Not to mention it would be an abysmal track record considering they initially tried to hit 12-15 months for new generations. Currently it has been
- Zen 2 -> Zen 3 -> 16 months
- Zen 3 -> Zen 4 -> 22 months
- Zen 4 -> Zen 5 -> 22 months
- Zen 5 -> Zen 6 (in 2027) -> 29+ months
I wouldn't hesitate to call it "an epic fail in delivery schedule" considering Zen 6 is supposed to be a rather minor architectural change.
Blame Intel for AMD’s slow cadence. AMD doesn’t really have any competition, so they aren’t going to speed run advancements.

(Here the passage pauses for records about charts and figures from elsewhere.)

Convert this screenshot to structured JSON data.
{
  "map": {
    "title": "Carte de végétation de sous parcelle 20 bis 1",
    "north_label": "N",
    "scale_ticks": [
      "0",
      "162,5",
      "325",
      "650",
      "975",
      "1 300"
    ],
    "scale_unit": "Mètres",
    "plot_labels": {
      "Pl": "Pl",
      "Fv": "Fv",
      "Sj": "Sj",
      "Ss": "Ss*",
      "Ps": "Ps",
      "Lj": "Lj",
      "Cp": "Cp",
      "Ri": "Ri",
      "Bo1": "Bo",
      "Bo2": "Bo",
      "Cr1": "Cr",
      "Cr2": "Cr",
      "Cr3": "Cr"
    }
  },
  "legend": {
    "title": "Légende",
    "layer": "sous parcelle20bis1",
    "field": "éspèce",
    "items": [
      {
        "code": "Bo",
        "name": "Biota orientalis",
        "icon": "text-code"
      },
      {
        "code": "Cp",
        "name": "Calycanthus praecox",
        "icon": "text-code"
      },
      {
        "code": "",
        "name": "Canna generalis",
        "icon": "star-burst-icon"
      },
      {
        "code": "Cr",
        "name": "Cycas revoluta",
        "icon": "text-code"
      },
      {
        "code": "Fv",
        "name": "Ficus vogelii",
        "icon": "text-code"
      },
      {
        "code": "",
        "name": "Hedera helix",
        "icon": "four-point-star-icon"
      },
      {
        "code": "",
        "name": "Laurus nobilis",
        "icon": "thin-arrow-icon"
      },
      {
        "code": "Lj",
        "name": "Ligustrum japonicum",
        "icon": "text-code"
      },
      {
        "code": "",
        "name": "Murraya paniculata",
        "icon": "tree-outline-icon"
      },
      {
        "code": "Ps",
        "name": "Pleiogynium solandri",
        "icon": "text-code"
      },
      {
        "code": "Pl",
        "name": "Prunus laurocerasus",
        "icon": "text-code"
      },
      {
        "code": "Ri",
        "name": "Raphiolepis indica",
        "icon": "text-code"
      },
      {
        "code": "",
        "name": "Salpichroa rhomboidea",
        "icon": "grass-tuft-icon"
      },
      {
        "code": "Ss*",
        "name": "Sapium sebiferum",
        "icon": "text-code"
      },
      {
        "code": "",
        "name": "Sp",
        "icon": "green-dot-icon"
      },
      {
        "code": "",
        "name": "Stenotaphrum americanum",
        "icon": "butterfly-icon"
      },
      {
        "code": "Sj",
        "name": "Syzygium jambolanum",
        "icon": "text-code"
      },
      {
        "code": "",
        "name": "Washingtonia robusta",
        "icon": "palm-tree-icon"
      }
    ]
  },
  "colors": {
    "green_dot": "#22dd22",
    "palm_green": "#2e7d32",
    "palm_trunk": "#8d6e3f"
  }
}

Intel reported a D0 of <0.4 back in September 2024. Which is pretty good and similar to what TSMC is reporting, when Intel wants to release 18A products in H2/2025. The question is, if 18A has the same D0 reduction trend line.
Intel doesn’t have bad yields for the same reason TSMC doesn’t: EUV. EUV does much of the heavy lifting, so defect rates will be similar, especially since ASML is the only game in town.
That is why I’ve always called out the skeptical folks that claim yields are an issue. They aren’t and with all their recent stuff using EUV, never were.
For Intel: capacity is an issue, cost is an issue, supply chains are an issue, and brain drain is an issue.
Regarding capacity, while Intel does have capacity, they don’t have enough to support multiple nodes and multiple market segments (OEMs, DIY, server, etc) They also need some for outside customers, so it has been a pain on their end.
Intel ships a TON of stuff. Huge volumes of chips. More than AMD. Shoot, their volume at times has exceeded what TSMC was capable of putting out. That will probably happen again with TSMC N2*. We will see, however.